Avant tout, observez ces yeux.
Effectivement, ils sont bleus, ils semblent vides, mais sont aussi intelligents et créateurs que la voix de Michel Foucault. Je pose le sujet : ce sont ceux de Samuel Beckett.
Cet homme sait tout, je vous préviens, il a tout compris, tout montré, si ses yeux sont si transparents, c'est sans doute qu'ils absorbent le monde et la condition humaine sans fioritures. On ne rigole pas avec Beckett.. ou peut être que si, parfois, entre deux répliques de Hamm, Willie ou Pozzo.

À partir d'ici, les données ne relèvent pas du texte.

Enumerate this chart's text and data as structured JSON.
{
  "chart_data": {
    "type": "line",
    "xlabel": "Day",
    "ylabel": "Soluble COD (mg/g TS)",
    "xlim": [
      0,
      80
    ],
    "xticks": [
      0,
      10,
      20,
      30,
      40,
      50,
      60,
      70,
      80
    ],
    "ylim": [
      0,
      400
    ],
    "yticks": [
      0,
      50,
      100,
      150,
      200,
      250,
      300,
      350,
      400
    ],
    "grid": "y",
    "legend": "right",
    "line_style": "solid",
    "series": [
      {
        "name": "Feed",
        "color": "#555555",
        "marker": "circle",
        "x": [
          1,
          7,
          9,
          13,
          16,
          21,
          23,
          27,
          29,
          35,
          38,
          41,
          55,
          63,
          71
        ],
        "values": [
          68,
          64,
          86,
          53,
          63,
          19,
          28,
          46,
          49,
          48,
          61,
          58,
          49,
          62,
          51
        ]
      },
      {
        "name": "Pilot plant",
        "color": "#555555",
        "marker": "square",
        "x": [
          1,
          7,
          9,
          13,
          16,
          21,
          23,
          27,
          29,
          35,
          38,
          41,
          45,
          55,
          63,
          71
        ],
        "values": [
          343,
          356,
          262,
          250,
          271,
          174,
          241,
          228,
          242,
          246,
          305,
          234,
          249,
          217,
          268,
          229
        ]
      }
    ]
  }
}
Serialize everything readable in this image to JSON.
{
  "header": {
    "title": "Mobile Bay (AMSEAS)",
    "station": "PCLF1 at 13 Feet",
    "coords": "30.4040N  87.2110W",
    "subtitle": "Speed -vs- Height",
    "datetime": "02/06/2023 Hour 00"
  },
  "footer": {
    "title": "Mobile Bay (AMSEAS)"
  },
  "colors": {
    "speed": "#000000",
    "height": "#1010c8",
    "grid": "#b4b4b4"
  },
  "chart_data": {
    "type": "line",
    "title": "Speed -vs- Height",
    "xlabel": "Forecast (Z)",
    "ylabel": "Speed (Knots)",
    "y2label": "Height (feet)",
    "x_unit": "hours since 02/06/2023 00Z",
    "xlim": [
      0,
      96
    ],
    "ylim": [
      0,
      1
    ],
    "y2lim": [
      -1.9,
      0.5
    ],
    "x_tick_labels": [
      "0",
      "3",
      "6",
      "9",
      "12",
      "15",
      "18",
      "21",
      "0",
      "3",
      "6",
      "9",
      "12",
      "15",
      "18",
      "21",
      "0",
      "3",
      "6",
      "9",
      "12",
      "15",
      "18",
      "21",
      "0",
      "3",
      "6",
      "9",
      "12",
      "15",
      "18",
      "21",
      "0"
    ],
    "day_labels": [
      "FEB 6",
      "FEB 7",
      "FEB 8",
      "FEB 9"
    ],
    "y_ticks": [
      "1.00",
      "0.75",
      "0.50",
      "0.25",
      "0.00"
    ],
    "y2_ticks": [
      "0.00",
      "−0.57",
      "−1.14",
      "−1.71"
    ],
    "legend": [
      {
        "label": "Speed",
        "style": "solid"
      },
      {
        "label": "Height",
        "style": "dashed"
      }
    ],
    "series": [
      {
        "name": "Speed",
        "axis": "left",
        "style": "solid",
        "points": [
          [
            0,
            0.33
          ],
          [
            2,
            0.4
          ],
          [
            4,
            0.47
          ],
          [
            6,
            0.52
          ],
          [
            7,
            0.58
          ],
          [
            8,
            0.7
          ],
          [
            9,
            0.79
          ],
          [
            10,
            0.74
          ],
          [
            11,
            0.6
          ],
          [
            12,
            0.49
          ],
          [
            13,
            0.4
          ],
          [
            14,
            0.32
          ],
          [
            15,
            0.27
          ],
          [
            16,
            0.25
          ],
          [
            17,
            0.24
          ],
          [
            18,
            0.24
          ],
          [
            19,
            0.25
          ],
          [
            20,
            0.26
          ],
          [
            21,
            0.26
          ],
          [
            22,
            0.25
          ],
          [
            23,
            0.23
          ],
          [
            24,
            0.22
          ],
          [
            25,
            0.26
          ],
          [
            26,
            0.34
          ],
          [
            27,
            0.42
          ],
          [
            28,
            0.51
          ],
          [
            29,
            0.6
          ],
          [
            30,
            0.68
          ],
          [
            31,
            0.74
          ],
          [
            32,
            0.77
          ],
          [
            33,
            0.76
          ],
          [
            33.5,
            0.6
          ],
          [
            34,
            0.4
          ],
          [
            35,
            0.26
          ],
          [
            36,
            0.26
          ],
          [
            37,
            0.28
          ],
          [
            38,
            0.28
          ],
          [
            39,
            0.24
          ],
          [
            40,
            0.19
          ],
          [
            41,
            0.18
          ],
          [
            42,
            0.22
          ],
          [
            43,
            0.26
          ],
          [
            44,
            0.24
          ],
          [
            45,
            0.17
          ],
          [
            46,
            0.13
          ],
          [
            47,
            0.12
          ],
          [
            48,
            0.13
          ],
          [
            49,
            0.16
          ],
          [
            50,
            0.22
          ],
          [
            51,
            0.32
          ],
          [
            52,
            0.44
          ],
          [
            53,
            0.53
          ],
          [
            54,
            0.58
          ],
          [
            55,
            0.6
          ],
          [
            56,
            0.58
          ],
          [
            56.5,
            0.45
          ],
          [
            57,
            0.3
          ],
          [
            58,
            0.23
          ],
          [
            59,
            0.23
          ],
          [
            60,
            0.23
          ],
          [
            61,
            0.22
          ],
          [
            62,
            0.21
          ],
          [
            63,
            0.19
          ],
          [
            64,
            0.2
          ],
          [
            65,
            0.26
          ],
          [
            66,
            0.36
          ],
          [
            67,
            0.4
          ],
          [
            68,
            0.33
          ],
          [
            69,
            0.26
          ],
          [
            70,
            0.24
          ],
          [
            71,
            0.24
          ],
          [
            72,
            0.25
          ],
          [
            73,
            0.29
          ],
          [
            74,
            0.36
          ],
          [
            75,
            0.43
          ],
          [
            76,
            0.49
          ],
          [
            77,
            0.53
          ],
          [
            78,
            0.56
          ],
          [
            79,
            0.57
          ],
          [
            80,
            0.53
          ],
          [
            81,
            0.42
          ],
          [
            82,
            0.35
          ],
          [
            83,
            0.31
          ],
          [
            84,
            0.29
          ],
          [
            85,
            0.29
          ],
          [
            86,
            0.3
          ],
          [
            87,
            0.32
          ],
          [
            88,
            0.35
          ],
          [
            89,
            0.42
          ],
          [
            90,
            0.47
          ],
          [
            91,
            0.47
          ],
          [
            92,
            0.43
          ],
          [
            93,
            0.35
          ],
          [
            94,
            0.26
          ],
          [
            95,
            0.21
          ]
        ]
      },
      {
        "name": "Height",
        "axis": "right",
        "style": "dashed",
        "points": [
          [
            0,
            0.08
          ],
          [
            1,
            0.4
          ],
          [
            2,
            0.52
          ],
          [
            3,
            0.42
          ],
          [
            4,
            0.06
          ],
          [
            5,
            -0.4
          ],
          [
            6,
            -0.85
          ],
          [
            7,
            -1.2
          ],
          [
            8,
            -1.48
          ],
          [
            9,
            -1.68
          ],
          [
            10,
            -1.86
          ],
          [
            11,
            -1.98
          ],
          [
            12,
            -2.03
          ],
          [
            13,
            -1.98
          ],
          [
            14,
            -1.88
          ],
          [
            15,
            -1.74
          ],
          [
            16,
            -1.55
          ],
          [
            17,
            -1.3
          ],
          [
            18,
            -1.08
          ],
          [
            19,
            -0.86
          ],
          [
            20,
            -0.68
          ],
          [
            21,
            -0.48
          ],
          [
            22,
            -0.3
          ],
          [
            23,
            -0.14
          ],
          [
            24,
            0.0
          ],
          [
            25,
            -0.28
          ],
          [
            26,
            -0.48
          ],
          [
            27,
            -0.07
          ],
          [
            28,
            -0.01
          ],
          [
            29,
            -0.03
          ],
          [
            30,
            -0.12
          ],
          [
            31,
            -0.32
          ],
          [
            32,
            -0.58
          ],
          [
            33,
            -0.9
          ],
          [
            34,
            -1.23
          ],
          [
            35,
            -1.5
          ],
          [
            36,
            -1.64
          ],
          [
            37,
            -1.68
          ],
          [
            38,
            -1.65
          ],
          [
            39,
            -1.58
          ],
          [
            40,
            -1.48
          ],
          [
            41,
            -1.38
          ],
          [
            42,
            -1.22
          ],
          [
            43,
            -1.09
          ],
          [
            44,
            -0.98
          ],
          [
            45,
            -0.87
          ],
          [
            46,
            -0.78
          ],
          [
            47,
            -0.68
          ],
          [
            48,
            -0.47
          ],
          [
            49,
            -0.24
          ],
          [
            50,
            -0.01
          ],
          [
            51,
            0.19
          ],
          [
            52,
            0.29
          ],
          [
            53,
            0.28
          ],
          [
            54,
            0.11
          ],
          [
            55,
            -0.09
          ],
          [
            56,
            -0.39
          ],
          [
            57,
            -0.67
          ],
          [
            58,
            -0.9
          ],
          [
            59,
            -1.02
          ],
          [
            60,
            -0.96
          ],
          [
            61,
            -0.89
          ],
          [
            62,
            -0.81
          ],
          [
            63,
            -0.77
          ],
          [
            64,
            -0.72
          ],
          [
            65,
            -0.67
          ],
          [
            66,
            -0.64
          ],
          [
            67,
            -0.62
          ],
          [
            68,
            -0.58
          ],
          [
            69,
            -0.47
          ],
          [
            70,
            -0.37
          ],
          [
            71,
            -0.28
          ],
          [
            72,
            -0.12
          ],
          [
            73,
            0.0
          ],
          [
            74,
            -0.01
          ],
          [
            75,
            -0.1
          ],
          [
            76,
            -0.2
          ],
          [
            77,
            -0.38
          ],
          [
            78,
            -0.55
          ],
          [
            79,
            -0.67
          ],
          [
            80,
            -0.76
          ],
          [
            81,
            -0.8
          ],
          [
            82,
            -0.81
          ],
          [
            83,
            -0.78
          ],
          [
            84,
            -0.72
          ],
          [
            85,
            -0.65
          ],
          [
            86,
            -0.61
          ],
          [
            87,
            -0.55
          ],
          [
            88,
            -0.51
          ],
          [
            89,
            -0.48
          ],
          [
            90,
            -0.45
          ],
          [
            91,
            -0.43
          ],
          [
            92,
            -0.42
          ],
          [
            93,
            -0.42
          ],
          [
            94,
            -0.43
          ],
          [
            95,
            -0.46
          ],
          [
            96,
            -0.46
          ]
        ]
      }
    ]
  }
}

A poor lonesome cowboy, un homme sans influences, si ce n'est un semblant de Purgatoire à la Dante dans ses lignes. Après avoir vaguement montré sa science dans quelques essais ; Dante, Proust, dramaturgie italienne...sur les conseils de l'autre ami irlandais, j'ai nommé James Joyce, qu'un jour nous parviendrons peut-être à lire, il rompt avec l'érudition qu'il avait déjà largement démontrée, et commence la construction d'une oeuvre charnière pour la littérature du 20ème siècle.
Samuel Beckett créée un genre nouveau, non pas le théâtre de l'absurde à la Ionesco comme on pourrait le penser, mais du théâtre de l'absurde irlandais. Un théâtre et des romans, je m'en voudrais de ne pas les mentionner (minute "ma vie" : je lis actuellement l'un des trois tomes de sa trilogie sur la condition humaine : Molloy) marqués par un profond pessimisme. Ce pessimisme qui trouve son essence dans l'attente et l'absence (l'attente de l'absence ?)
Plus d'humains, seulement des monstres. Pas des Éléphant Man, ni des Jack l'éventreur, non, pas des monstres en ce sens, mais plutôt des Hommes. Donc des monstres. Voilà la corrélation. L'Homme hait le monstre et l'Homme est le monstre. Flagrant dans Fin de partie, plus discret dans En attendant Godot, cet aspect de la littérature n'est pas nouveau, mais matérialisé et exacerbé chez notre homme.
On l'a accusé de tous les torts, de sous-écrire, de sur-écrire, mais le plus souvent, Beckett sait poser ses mots. Que voulez vous. Monsieur est normalien, Monsieur est ami avec James Joyce, et avant tout, Monsieur est d'une intelligence rare! Incommunicabilité, frivolité du quotidien, matérialisme, irrévocabilité de la mort, impossibilité ou inutilité du carpe diem.
Peut-être que j'ai faux sur toute la ligne, mais Beckett me dérange et m'émeut, le plaisir qu'il prend à jouer avec la langue française me touche.
Si une chose peut lui être reprochée (et je suis draconienne), c'est peut être la grande homogénéité de son oeuvre, sa constance. Mais bon. Ça reste Beckett, et Beckett, ses rides, ses yeux, ses livres, je les aime.
P.S. : oui, je sais, ça fait deux photos ridées de suite, mais que voulez vous, je suis sentimentale et la vieillesse m'émeut. Louise et Samuel sont magnifiques dans leur vieillesse et dans leurs rides.